In May 1202, Innocent issued the decree Per Venerabilem, addressed to William VIII of Montpellier, explaining his thinking on the relation between the papacy and the Empire. This decree was afterwards embodied in the Corpus Juris Canonici and contained the following items:
- The German princes have the right to elect the king, who is afterwards to become emperor. This right was given by the Apostolic See when it transferred the imperial dignity from the Greeks to the Germans in the person of Charlemagne.
- The right to investigate and decide whether a king thus elected is worthy of the imperial dignity belongs to the pope, whose office it is to anoint, consecrate, and crown him; otherwise it might happen that the pope would be obliged to anoint, consecrate, and crown a king who was excommunicated, a heretic, or a pagan.
- If the pope finds that the king the princes have elected is unworthy of the imperial dignity, the princes must elect a new king or, if they refuse, the pope will confer the imperial dignity upon another king because the Church requires a patron and defender.
- In case of a double election, the pope must exhort the princes to agree. If, after a due interval, they have not reached an agreement, they must ask the pope to arbitrate. If this fails, the pope must decide in favour of one of the claimants. The pope's decision need not be based on the greater legality of either election but the qualifications of the claimants.

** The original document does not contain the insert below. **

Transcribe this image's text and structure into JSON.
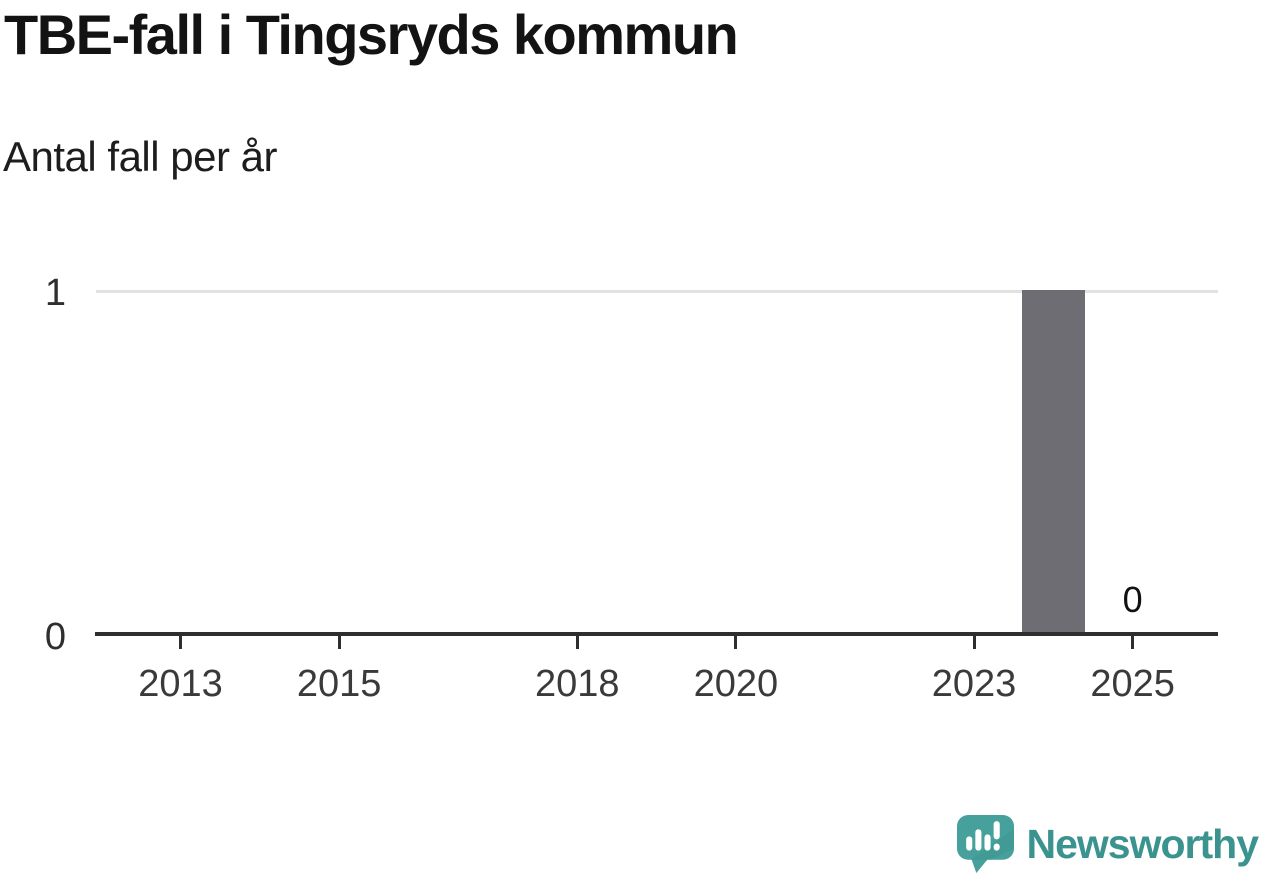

The conflict was decided by the Battle of Bouvines on 27 July 1214, which pitted Otto and John, King of England and the Angevin Empire against Philip II of Capetian France. The French defeated Otto, and he lost all influence. He died on 19 May 1218, leaving Frederick II as undisputed emperor. King John was forced to acknowledge the Pope as his feudal lord and accept Stephen Langton as Archbishop of Canterbury. In his turn, Frederick II would later become a bitter opponent of the papacy once his empire was secure. The victory of the Capetians in this battle permitted the Invasion of Normandy by Philip II of France and ended the Angevin Empire.